Hierarchical classification of blurbs

Hierarchical multi-label classification (HMC) of Blurbs is the task of classifying multiple labels for a short descriptive text, where each label is part of an underlying hierarchy of categories. The increasing amount of available digital documents and the need for more and finer grained categories calls for a new, more robust and sophisticated text classification methods. Large datasets often incorporate a hierarchy for which can be used to categorize information of documents on different levels of specificity. The traditional multi-class text classification approach is thoroughly researched, however, with the increase of available data and the necessity of more specific hierarchies and since traditional approaches fail to generalize adequately, the need for more robust and sophisticated classification methods increases.

With this task we aim to foster research within this context. This task is focusing on classifying German books into their respective hierarchically structured writing genres using short advertisement texts (Blurbs) and further meta information such as author, page number, release date, etc.

The shared task is organized by Rami Aly, Steffen Remus, and Chris Biemann from the Language Technology group of the University of Hamburg, Germany. For further information, see the task website.

Shared Task 2

Identification of offensive language

Offensive language is commonly defined as hurtful, derogatory or obscene comments made by one person to another person. Such type of language can be more increasingly found on the web. As a consequence many operators of social media websites no longer manage to manually monitor user posts. Therefore, there is a pressing demand for methods to automatically identify suspicious posts.

This shared task is to initiate and foster research on the identification of offensive content in German language microposts. Offensive comments are to be detected from a set of German tweets. We focus on Twitter since they can be regarded as a prototypical type of micropost.
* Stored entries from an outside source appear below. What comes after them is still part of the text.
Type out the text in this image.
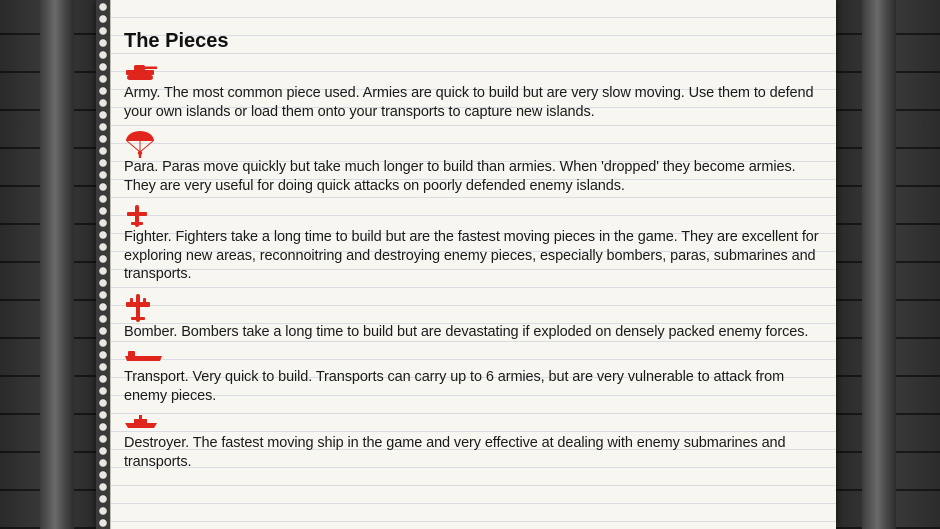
The Pieces
Army. The most common piece used. Armies are quick to build but are very slow moving. Use them to defend your own islands or load them onto your transports to capture new islands.
Para. Paras move quickly but take much longer to build than armies. When 'dropped' they become armies. They are very useful for doing quick attacks on poorly defended enemy islands.
Fighter. Fighters take a long time to build but are the fastest moving pieces in the game. They are excellent for exploring new areas, reconnoitring and destroying enemy pieces, especially bombers, paras, submarines and transports.
Bomber. Bombers take a long time to build but are devastating if exploded on densely packed enemy forces.
Transport. Very quick to build. Transports can carry up to 6 armies, but are very vulnerable to attack from enemy pieces.
Destroyer. The fastest moving ship in the game and very effective at dealing with enemy submarines and transports.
This task is organized by Manfred Klenner (Universität Zürich), Josef Ruppenhofer (Institut für deutsche Sprache, Mannheim),
Melanie Siegel (Hochschule Darmstadt), Julia Maria Struß (Fachhochschule Potsdam), and Michael Wiegand (Universität Heidelberg). For further information, see the task website.

Shared Task 3

Lemmatization of German web and social media texts

The goal of the shared task is to encourage the developers of NLP applications to adapt their tools and resources to the lemmatization of German Web pages and written German discourse in genres of computer-mediated communication (CMC). Examples for CMC genres are chats, forums, wiki talk pages, tweets, blog comments, social networks, SMS and WhatsApp dialogues. The shared task is a follow-up to the EmpiriST 2015 shared task, which focused on tokenization and POS-tagging. The current task focuses on the next fundamental step in the NLP pipeline.

The task is organized by Natalie Dykes, Stefan Evert, Philipp Heinrich, Besim Kabashi, and Thomas Proisl from FAU Erlangen-Nuremberg. For further information, see the task website.